Before quake, signs of hope for Haiti tourism
January 19, 2010 ·
Before last week’s earthquake, Haiti was just beginning to capitalize on the weather, location and tropical scenery that have turned many of its Caribbean neighbors into vacation paradises.
New hotels, new attention from international investors and buzz among travelers who have visited in recent years seemed to signal a renewed interest in Haiti as a destination.
“[Haiti] really is just lovely, and it’s a tragedy that they haven’t been able to leverage that natural beauty into a tourism industry because it definitely deserves it,” said Pauline Frommer, creator of Pauline Frommer’s guidebooks, who visited the country during a cruise last fall.
Haiti’s neighbors in the Caribbean include vacation hot spots like Jamaica, the Turks and Caicos Islands and Puerto Rico.
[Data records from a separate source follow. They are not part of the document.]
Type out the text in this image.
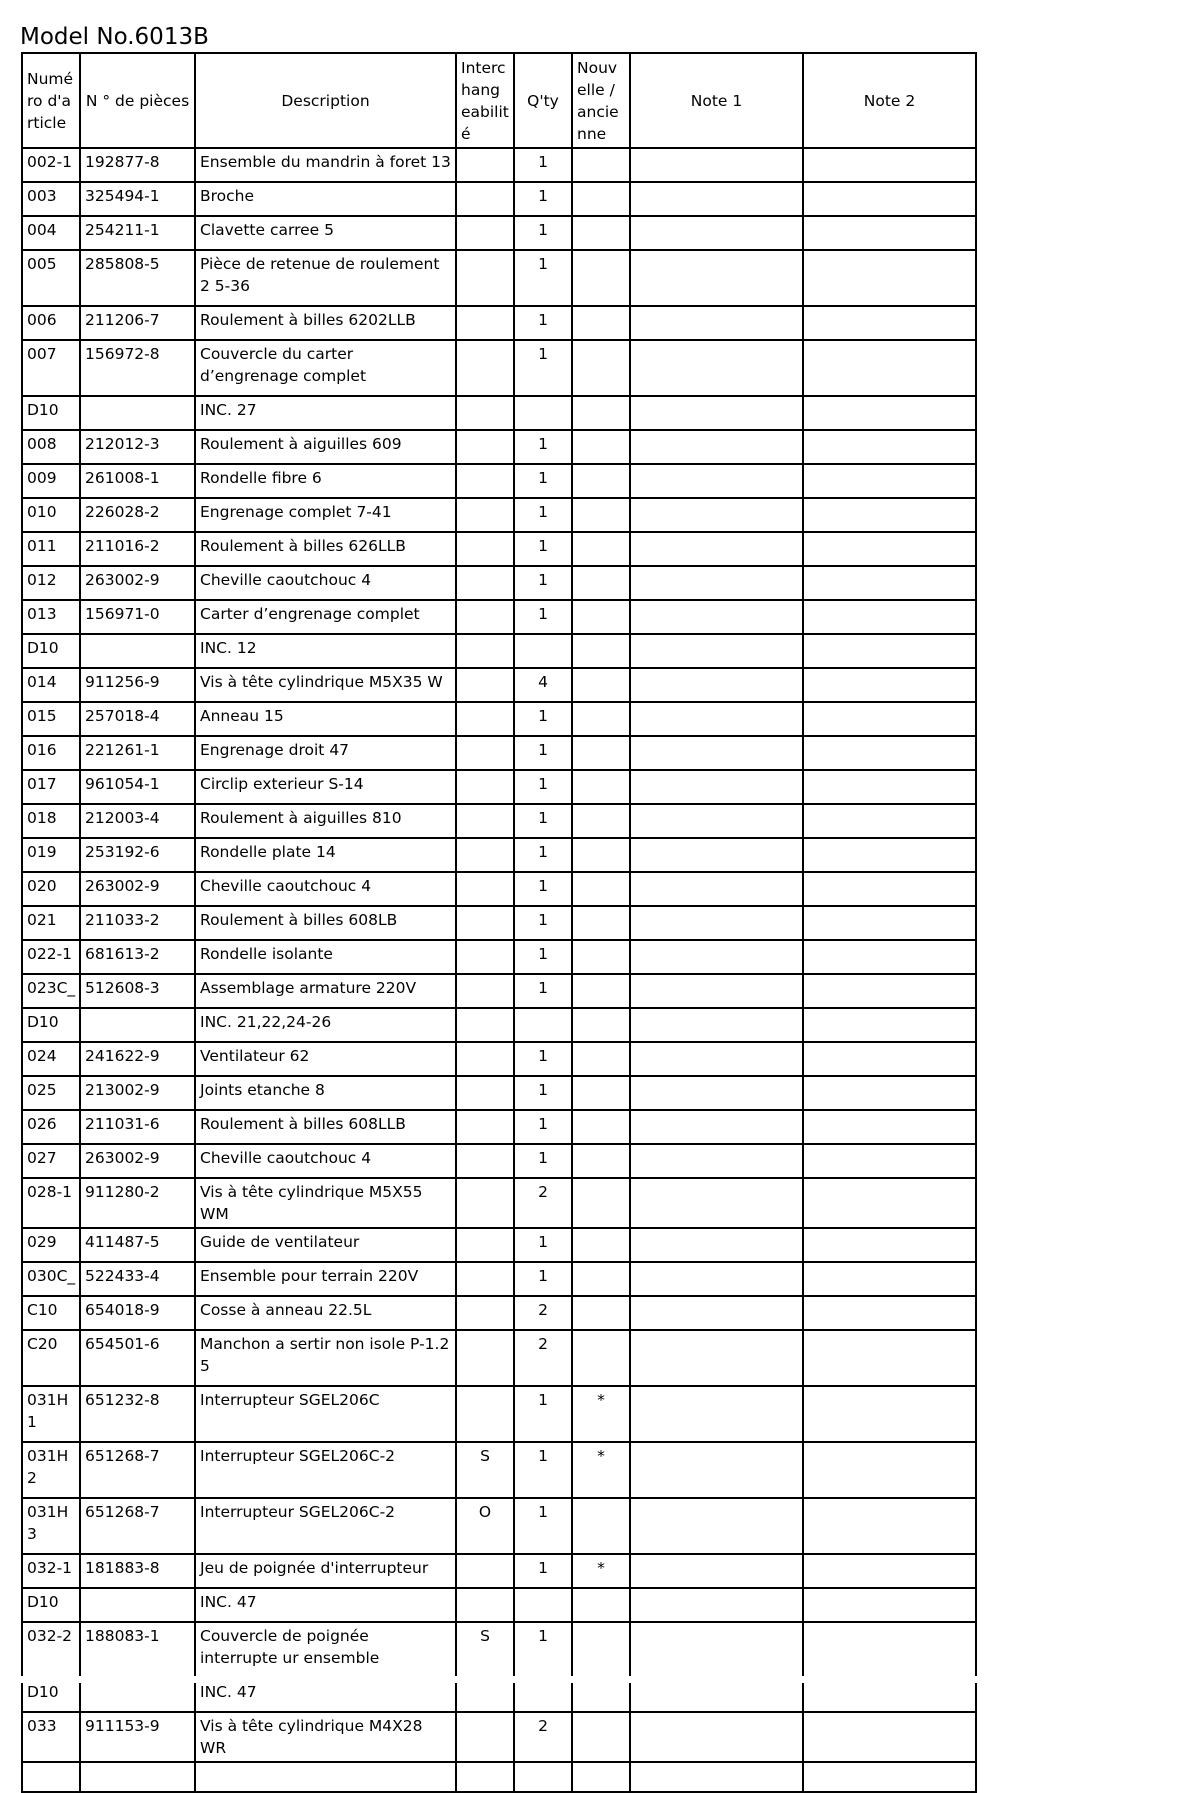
Model No.6013B
Numé ro d'a rticle	N ° de pièces	Description	Interc hang eabilit é	Q'ty	Nouv elle / ancie nne	Note 1	Note 2
002-1	192877-8	Ensemble du mandrin à foret 13		1			
003	325494-1	Broche		1			
004	254211-1	Clavette carree 5		1			
005	285808-5	Pièce de retenue de roulement 2 5-36		1			
006	211206-7	Roulement à billes 6202LLB		1			
007	156972-8	Couvercle du carter d’engrenage complet		1			
D10		INC. 27					
008	212012-3	Roulement à aiguilles 609		1			
009	261008-1	Rondelle fibre 6		1			
010	226028-2	Engrenage complet 7-41		1			
011	211016-2	Roulement à billes 626LLB		1			
012	263002-9	Cheville caoutchouc 4		1			
013	156971-0	Carter d’engrenage complet		1			
D10		INC. 12					
014	911256-9	Vis à tête cylindrique M5X35 W		4			
015	257018-4	Anneau 15		1			
016	221261-1	Engrenage droit 47		1			
017	961054-1	Circlip exterieur S-14		1			
018	212003-4	Roulement à aiguilles 810		1			
019	253192-6	Rondelle plate 14		1			
020	263002-9	Cheville caoutchouc 4		1			
021	211033-2	Roulement à billes 608LB		1			
022-1	681613-2	Rondelle isolante		1			
023C_	512608-3	Assemblage armature 220V		1			
D10		INC. 21,22,24-26					
024	241622-9	Ventilateur 62		1			
025	213002-9	Joints etanche 8		1			
026	211031-6	Roulement à billes 608LLB		1			
027	263002-9	Cheville caoutchouc 4		1			
028-1	911280-2	Vis à tête cylindrique M5X55 WM		2			
029	411487-5	Guide de ventilateur		1			
030C_	522433-4	Ensemble pour terrain 220V		1			
C10	654018-9	Cosse à anneau 22.5L		2			
C20	654501-6	Manchon a sertir non isole P-1.2 5		2			
031H 1	651232-8	Interrupteur SGEL206C		1	*		
031H 2	651268-7	Interrupteur SGEL206C-2	S	1	*		
031H 3	651268-7	Interrupteur SGEL206C-2	O	1			
032-1	181883-8	Jeu de poignée d'interrupteur		1	*		
D10		INC. 47					
032-2	188083-1	Couvercle de poignée interrupte ur ensemble	S	1			
D10		INC. 47					
033	911153-9	Vis à tête cylindrique M4X28 WR		2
But no glossy brochures tout Haiti’s beaches.
Instead, news footage of Haitian boat refugees and clashes in the streets of Port-au-Prince, the capital, are the images burned into the public’s mind.
“When people think of a beach vacation, they don’t want to go somewhere where there might be a civil war brewing,” Frommer said.
A tale of two nations
It was a different story not that long ago.
Just two hours away by plane from Miami, Florida, Haiti had one of the strongest tourist industries in the Caribbean in the 1950s and ’60s, according to Americas, the magazine of the Organization of American States.
But things went downhill as the political situation deteriorated.
“Their regimes have lasted very briefly, there have been coups, military governments have come in, there’s been repression. This isn’t an inviting environment for tourism,” said Allen Wells, a history professor at Bowdoin College.
Meanwhile, the Dominican Republic — Haiti’s more stable neighbor on the island of Hispaniola — began planning and investing in its tourism industry in the 1970s, Wells said, with a big payoff in recent years.
Almost 4 million people visited the Dominican Republic in 2008, the most recent date for which annual information is available, according to the Caribbean Tourism Organization.
The group did not have figures available for Haiti, but Reuters reported that about 900,000 visitors a year now visit the country, though most arrive on cruise ships for a brief excursion without spending money in resorts and restaurants the way they would at an established vacation destination.
Tourism accounted for almost a quarter of the Dominican Republic’s gross domestic product — billions of dollars — according to the country’s Ministry of Tourism.
Tapping into that kind of money would be a tremendous benefit to Haiti, the poorest country in the Western Hemisphere, but it would take strong planning and commitment, Wells said.
Signs of progress
Recent years had brought glimmers of hope for Haiti’s fledgling tourism industry.
Choice Hotels recently announced it would open two hotels in Jacmel, a picturesque town in southern Haiti. The hotel chain has had no updates on how the earthquake will impact those plans, said David Peikin, senior director of corporate communications for Choice Hotels International.
President Clinton, who was named a United Nations special envoy to Haiti last spring, visited the country in October to promote local tourism and told investors it was the right time to make Haiti “an alluring tourist destination.”
Last year, Haiti also struck a deal with Venezuela to build a second international airport in Cap-Haitien, Haiti’s second-largest city, Reuters reported.
Lonely Planet has even called Haiti one of the most exciting countries in the world in which to travel.
“The visitors who are willing to go and see what’s really happening on the ground in Haiti… have been surprised by what they find,” said Robert Reid, U.S. travel editor for Lonely Planet.
“It doesn’t get very good press,” he said. “[But] there is more to it under the surface than is often reported outside.”